ISIS Put VIP Prisoners in a DAM which if Bombed result in Apocalyptic Flood

ISIS Put VIP Prisoners in a DAM which if Bombed result in Apocalyptic Flood
Sat Jan 23, 2016 12:00:22

Senior ISIS terrorist commander are holed up inside Syria's largest dam with high-value prisoners in the knowledge they can't be bombed by the U.S.-led coalition, it has been reported.

The Tabqa Dam, around 25 miles from the ISIS stronghold of Raqqa, would unleash a huge flood that would devastate much of Iraq and Syria if it was ruptured.

US led_coalition forces conducting airstrikes are acutely aware of the potential humanitarian disaster they face if they targeted the plant on the Euphrates River.

As such, the structure is being used to shelter 'very important prisoners' who are wanted by the U.S. and other governments, according to an official at Sound and Picture, an umbrella group of anti-ISIS activists in Syria.

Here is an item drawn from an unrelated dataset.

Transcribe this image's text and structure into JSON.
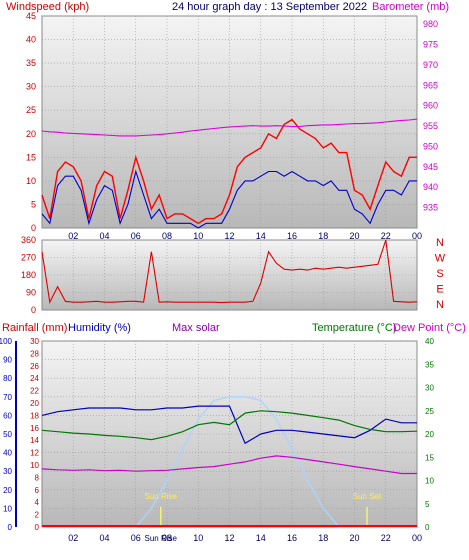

Experts say the dam, which is 200 feet tall and roughly three miles long, would destroy large parts of Iraq and cut power to much of eastern Syria.

'That's an ecological disaster for Iraq and a humanitarian catastrophe for Syria,' Ariel Ahram, an associate professor at Virginia Tech who has studied Middle East dams, told the Wall Street Journal.

Middle East analysts and U.S. officials also fear the group could blow the dam up themselves as a last resort if they lose their grip on power.

ISIS lost the smaller Tishreen Dam, located downstream from Tabqa, in December after an alliance of Kurdish People's Protection Units and Arab armed groups carried out major operations in the area.

The Tsihreen dam, held by ISIS since 2014, helps generate electricity for large parts of the northern Aleppo province.

ISIS still controls swathes of territory on the western bank of the Euphrates River from Raqqa to Jarablus on the border with Turkey.

Mosul Dam

Similar fears about flooding were voiced over the Mosul Dam in Iraq earlier this month, with U.S. State Department officials warning that up to 500,000 people could be killed and more than a million left homeless if collapsed due to poor maintenance.

Rising water levels in spring, when the Tigris is swollen by rain and melting snow, could lead to the breach of the 2.2-mile long Mosul Dam, which was retaken from the ISIS by Iraqi and Kurdish forces more than 16 months ago.

In a call to Iraq's Prime Minister Haider al-Abadi, US president Barack Obama highlighted the need to make emergency repairs to avoid the tragedy.